Comparative Example 3

Except that the addition amount of the dispersant was 1g, it was carried out in the same manner as in Example 4 and the results are shown in Table 1.

[Comparative Example 4]

Except that 5g of adipic acid liquid polyester (REOPLEX 430, average molecular weight: 6,000) as a dispersant was carried out in the same manner as in Example 1 and the results are shown in Table 1.

[Comparative Example 5]

Except not using a dispersing agent, it carried out similarly to Example 1, and shows the result in Table 1.

Comparative Example 6

Except that the amount of the antimicrobial agent was 1.0g, the amount of the dispersant was 1.0g, polyester 998g was carried out in the same manner as in Example 1 and the results are shown in Table 1.

TABLE 1

1) The amount of the dispersant added represents the weight ratio to the antimicrobial agent.

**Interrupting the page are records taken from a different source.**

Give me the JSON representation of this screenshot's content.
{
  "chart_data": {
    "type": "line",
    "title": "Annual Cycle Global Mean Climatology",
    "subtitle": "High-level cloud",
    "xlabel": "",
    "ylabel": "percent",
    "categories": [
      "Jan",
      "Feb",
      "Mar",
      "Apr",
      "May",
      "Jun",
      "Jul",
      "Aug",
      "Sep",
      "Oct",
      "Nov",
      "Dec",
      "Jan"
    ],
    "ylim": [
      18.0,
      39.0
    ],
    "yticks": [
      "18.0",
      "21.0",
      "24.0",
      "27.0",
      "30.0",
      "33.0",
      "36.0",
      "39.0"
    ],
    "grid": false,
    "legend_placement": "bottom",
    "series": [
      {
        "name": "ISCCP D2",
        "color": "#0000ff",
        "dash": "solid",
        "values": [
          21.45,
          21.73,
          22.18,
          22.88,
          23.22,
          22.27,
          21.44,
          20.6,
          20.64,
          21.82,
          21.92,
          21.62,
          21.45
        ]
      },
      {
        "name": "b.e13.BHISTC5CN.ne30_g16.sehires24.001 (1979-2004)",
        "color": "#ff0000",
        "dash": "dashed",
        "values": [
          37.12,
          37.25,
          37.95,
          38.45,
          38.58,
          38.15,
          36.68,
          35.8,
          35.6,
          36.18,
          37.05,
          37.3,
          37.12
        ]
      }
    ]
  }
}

2) The amount of antimicrobial added indicates the amount of antimicrobial added to the final fiber.

3) Antibacterial: Excellent (○), Normal (▲), Poor (×)

Claims (5)

In the preparation of the antimicrobial polyester fiber, the liquid polyester type dispersant is mixed and dispersed 0.5 to 5 times in weight ratio with respect to the antimicrobial agent, and the mixture is added during spinning, but the anti-regulator adheres 0.3 to 5 wt% to the final fiber. Method for producing a polyester fiber excellent in particle dispersibility and antibacterial, characterized in that it is added. The method for producing a polyester fiber having excellent particle dispersibility and antimicrobial properties according to claim 1, wherein the liquid polyester type dispersant is a condensation product of an aliphatic or aromatic dicarboxylic acid and a dihydric alcohol, and has a molecular weight of 200 to 5,000. The method of claim 2, wherein the aliphatic or aromatic dicarboxylic acid is adipic acid, sebacic acid, azelaic acid, glutamic acid, terephthalic acid, isophthalic acid, phthalic acid, phthalic anhydride production of polyester fibers having excellent particle dispersibility and antibacterial properties Way. The method for producing a polyester fiber having excellent particle dispersibility and antimicrobial properties according to claim 2, wherein the dihydric alcohol is ethylene glycol, propylene glycol or butylene glycol. The method of claim 1, wherein the antimicrobial agent is porous inorganic particles composed of silica and alumina, and copper ions or silver ions are substituted on the surface thereof.